With the so-called “Gilets jaunes movement”, France has gone through a political mobilization which is both “déjà vu” and radically new. The “déjà vu” dimension is linked to the historical tradition of protest and political violence in a country where the representative channels and the intermediary groups are and always have been sociologically weak and politically illegitimate since the 1789 revolution. This French peculiarity has little to teach to other democratic systems which are usually better equipped with instruments of mediation both at the societal and political level. The interpretation of the French “model” is not exportable to other democratic societies.
However, the november-december mobilization teaches a lot about the radical novelty at work within the limits of the observations made at a time the movement is still unfolding.
First, the unexpected social explosion among people who had no political or trade union affiliation and – as far as it is possible to evaluate it at that stage – were depoliticized or uninterested in politics. This indifference to politics was related to status (many pensioners or low income workers), gender (more women than usual), location (countryside, small cities all over the country) and the movement has expressed a strong rejection of all political or social organizations.

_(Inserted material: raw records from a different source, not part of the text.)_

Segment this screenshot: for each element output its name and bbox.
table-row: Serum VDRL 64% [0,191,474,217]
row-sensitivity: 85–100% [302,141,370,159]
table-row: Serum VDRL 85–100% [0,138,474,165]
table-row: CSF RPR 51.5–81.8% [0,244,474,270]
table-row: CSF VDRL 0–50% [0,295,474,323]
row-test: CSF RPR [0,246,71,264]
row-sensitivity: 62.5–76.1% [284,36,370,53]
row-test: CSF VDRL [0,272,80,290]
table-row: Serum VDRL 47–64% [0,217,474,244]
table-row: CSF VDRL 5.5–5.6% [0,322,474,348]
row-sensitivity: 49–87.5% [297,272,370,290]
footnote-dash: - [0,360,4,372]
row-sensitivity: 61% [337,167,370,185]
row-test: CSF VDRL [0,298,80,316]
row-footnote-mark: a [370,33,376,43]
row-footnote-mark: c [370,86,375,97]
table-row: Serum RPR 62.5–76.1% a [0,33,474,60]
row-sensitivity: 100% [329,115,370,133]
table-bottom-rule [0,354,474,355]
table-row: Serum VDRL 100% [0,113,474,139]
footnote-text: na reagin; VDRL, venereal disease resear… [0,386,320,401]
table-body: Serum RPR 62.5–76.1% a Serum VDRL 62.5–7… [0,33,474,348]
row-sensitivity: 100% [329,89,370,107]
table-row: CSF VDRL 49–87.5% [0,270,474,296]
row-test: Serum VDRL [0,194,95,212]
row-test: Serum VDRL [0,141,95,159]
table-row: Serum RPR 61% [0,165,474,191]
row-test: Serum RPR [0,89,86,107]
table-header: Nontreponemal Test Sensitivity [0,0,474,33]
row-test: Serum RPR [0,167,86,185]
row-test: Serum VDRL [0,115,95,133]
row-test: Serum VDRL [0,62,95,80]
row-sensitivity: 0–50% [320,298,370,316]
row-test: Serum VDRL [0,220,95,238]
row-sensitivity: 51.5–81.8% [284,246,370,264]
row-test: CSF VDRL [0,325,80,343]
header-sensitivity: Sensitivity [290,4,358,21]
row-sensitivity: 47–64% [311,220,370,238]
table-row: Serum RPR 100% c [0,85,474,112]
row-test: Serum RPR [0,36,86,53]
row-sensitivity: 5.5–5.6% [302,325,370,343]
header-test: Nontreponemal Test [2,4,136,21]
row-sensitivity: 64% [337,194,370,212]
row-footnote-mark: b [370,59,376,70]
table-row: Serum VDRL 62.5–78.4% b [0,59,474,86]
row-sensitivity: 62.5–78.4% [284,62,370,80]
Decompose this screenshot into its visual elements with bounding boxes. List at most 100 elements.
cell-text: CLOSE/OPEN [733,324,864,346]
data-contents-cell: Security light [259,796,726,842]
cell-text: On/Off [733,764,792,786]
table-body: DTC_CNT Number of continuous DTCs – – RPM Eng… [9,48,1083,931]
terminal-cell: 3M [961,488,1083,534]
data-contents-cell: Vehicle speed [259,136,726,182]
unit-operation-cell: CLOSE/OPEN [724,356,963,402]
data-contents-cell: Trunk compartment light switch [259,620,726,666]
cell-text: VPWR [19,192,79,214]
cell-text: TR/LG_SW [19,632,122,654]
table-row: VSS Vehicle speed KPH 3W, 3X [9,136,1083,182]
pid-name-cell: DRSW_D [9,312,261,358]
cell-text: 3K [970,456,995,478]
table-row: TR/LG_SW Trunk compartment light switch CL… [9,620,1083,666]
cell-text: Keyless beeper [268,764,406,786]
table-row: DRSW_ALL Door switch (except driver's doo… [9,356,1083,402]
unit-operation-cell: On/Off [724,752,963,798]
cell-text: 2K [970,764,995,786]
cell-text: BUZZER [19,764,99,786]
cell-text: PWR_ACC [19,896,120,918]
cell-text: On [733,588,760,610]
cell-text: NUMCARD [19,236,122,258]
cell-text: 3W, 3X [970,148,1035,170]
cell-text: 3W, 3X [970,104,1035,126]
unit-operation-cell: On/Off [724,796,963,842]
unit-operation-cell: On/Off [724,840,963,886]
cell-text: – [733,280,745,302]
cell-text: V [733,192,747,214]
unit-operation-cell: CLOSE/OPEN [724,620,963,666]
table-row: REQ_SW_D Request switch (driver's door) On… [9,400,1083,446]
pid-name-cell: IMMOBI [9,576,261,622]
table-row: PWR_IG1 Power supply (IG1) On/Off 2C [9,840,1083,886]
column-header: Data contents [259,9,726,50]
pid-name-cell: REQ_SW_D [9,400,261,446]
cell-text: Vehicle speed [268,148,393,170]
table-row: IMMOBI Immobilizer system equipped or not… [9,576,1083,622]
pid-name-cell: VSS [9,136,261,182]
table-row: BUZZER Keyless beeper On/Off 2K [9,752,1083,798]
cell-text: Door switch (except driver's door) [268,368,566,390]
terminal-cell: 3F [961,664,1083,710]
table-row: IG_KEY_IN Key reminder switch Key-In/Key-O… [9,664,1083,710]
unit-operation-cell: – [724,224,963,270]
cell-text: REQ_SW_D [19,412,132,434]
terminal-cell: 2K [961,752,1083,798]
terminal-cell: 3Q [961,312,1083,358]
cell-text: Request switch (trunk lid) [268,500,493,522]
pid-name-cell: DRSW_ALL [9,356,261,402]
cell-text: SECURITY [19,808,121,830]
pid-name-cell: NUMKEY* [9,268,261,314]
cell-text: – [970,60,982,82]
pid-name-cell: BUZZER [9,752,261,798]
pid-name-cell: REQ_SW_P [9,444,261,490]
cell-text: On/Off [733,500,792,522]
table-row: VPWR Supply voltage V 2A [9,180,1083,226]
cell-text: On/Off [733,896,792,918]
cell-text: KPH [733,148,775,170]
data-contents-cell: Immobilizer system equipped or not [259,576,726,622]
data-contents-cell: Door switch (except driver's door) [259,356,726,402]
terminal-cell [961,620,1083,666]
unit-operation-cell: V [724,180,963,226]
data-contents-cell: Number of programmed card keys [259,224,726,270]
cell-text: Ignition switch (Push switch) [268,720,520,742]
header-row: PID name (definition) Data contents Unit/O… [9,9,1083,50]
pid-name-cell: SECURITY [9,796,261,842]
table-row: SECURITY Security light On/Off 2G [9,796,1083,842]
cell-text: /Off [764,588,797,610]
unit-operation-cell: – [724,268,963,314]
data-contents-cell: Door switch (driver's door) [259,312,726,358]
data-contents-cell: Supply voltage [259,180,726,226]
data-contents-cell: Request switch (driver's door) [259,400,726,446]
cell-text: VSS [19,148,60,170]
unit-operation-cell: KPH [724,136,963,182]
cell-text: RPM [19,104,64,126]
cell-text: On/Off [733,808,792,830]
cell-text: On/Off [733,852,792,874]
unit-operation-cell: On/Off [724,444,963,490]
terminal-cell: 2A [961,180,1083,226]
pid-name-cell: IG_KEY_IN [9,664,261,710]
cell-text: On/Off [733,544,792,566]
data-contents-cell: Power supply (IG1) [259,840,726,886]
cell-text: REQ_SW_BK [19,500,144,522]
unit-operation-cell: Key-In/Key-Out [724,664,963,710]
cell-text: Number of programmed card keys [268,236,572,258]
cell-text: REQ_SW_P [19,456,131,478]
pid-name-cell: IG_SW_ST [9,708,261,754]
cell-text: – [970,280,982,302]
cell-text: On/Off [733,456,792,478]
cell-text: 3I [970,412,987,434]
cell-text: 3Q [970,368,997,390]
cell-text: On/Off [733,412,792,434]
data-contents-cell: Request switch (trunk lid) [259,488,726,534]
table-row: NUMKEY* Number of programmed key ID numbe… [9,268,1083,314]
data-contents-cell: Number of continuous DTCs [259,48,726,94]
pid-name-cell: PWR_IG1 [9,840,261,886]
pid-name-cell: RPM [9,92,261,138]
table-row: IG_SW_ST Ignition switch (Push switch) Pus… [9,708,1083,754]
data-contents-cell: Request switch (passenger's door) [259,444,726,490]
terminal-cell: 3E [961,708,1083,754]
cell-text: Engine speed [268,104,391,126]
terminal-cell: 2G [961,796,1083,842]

Secondly, the protest cannot be characterized as a “social movement” in the classic meaning of the words as there is no well defined social group involved. Nor the farmers or the small companies nor the workers or the small shopkeepers, nor the unemployed but a strange mix of all social groups with low income, low expectations and no future for themselves or their family. A very diverse group characterized by “anomie” or in the words of Albert Hirschman, people who had already chosen for many of them to “exit” and who, suddenly, choose to voice their rage and claims. There is not much in common among this disperate social heterogeneous crowd but social despair and political distrust. Given this situation, which is not uncommon in developped democratic countries, the sudden outburst has taken everybody by surprise.
It is indeed striking how swiftly and quickly the unrest and protest have been aggregated in spite of the geographical, social and political dispersion and isolation. The answer to that puzzle is: social networks. Everything started from a video posted by a woman attacking directly and in rather crude terms the President who became the single target of the protest triggered by the rise of taxes on energy and in particular on petrol . The video became viral and was downloaded 6 million times ! The genial trick was to find out an easy sign of identification both visible, different and immediately available since any car owner must detain in her car the famous « gilet jaune », the security jacket. Actually this rally sign is probably the only element of commonality within this eclectic group of protesters.In spite of poverty, isolation, marginalization, it is obvious that this population is well connected to a virtual word which has become the substitute of traditional social and political organisations. The use of social media by politicians from Trump to Macron or the Five Star Movement in Italy has been well documented but it is the first time that a national mobilisazation without leaders, representatives, program, organization or structure takes place. The only cases previously observable are of a different nature : they were originally used for untertainment (rave parties for instance), could be observed locally (mobilization in Rome or Turin) or remained mainly virtual (Metoo). The French movement reminds somewhat of the protests during the so-called Arab spring where the social networks played a big role among the youngest and more educated part of the protest movement.
A second feature is the role played by women in this mobilization movement as it happened as well in the case of Turin and Rome local gatherings. While still less numerous than men they have played a crucial role in triggering and organizing the protest.
A third factor to be underlined is the complete lack of leadership, the absence of a program (rather a shopping list of the claims of the various groups involved) or of a structured organization, handicapped by internal divisions and visions and the lack of trust vis-à-vis any kind of representation.
A fourth element is the high reliance both for information and communication upon the social networks. It has favored the dissemination of fake news, a strong influence of plot theories, hate speach and hostility vis-à-vis the traditional media considered as part of the “elites”.
All these ingredients can easily be found in any society and will make the functioning of representative democracies much more difficult in the future. The governments in place will be subject to more political volatility, protest and violence as political parties and parliaments are of small help in attempting to catch up the signals from society, in aggregating them, in mediating with government and in finding out adequate political and policy outcomes. Two options might emerge: either to adopt more control policies and authoritarian rule or to identify new institutional instruments capable of channelling the frustrations and rage of part of society. The representative democracy is founded upon a convention which does not work when the basic ingredient making it possible is missing: trust. A new political contract has to be set up and some dose of direct democracy might be part of it as it happened in the aftermath of the first populist movement in the United States at the end of the XIXth century. Democracies are a “bricolage” of heterogeneous elements aggregated over years. 2019 might be a watershed in the ever evolving democratic systems.